December 02, 2013
The government has terminated the contract of Ludell Theophilus, who worked as a consultant in the Court Reporting Unit since 1999.
Last month, Theophilus reportedly received notice to vacate the Bay Street premises by December 31, nine months before her contract was set to expire on September 30, 2014. Government canceled the contract due to alleged breaches.
The move now raises questions about the future employment of the 22 court reporters who work for Theophilus' company, LET Consultancy, when the contract expires. The remaining 18 reporters work for the public service.
Bahamas Public Services Union (BPSU) President John Pinder told The Nassau Guardian yesterday that he is working to ensure that the private court reporters transition to the public service before the end of the year so there are no disruptions in the court.

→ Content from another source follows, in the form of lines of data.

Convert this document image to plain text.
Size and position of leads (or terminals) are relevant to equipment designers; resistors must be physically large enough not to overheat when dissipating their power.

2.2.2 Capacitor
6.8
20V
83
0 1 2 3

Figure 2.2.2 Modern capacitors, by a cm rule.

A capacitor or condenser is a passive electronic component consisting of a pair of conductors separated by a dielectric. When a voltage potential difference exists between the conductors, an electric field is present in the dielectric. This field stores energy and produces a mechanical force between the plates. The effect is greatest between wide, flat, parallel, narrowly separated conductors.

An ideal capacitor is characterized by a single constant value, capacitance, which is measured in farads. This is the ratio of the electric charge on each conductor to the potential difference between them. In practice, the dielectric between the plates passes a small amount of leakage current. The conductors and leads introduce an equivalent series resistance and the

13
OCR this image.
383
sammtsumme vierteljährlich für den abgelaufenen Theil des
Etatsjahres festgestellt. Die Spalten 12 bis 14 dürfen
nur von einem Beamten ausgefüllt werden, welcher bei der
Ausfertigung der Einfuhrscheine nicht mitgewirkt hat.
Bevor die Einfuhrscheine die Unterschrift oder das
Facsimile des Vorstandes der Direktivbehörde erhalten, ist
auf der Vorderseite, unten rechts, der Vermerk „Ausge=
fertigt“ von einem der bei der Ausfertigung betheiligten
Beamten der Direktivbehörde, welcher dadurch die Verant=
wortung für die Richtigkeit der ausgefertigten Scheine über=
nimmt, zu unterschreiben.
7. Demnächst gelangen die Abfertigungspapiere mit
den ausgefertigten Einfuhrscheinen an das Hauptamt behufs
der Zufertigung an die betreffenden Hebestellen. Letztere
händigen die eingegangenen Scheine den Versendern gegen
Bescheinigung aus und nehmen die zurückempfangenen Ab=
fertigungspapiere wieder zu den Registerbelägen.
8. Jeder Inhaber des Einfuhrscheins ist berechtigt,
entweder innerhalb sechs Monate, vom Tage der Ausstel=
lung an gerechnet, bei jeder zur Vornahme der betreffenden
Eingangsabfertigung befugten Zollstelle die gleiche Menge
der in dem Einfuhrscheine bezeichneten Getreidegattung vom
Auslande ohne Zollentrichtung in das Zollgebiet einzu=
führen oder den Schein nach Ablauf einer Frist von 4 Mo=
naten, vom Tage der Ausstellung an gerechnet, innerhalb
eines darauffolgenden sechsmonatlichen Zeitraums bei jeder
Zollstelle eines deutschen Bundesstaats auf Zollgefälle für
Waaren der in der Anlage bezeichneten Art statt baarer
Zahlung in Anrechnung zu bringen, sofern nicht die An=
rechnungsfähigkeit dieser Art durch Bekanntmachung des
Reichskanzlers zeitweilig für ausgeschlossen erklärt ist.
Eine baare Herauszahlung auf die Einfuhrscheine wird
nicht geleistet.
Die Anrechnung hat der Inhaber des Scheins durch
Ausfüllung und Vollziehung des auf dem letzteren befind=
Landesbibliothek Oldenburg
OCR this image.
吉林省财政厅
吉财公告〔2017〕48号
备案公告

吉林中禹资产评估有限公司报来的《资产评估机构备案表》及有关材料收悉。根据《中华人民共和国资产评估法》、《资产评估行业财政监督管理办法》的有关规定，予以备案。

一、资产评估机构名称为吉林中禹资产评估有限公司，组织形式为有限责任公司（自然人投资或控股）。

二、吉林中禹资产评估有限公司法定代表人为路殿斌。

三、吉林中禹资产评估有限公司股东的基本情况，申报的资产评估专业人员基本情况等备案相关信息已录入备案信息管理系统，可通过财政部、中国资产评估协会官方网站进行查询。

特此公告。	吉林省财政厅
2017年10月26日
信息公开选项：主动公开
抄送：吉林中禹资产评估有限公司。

Pinder said that reporters provide an essential service. He said more workers are needed for the new courts set to come on stream next year.
Privately contracted workers carried out industrial action in September over unpaid wages and the uncertainty of their careers.
The pay issues were resolved but the workers voiced concern about their future when Theophilus' contract comes to an end.
Theophilus, the first Bahamian to qualify as a court reporter, managed the public services reporters and her staff until this year.
That arrangement ended in January 2013 when Enith Darling was appointed as acting director of Court Reporting Services. Royanne Morrison and Judith Clare were appointed acting deputy directors.
However, they have not been paid for their services. Pinder said Attorney General Allyson Maynard-Gibson has assured him those pay issues will soon be rectified.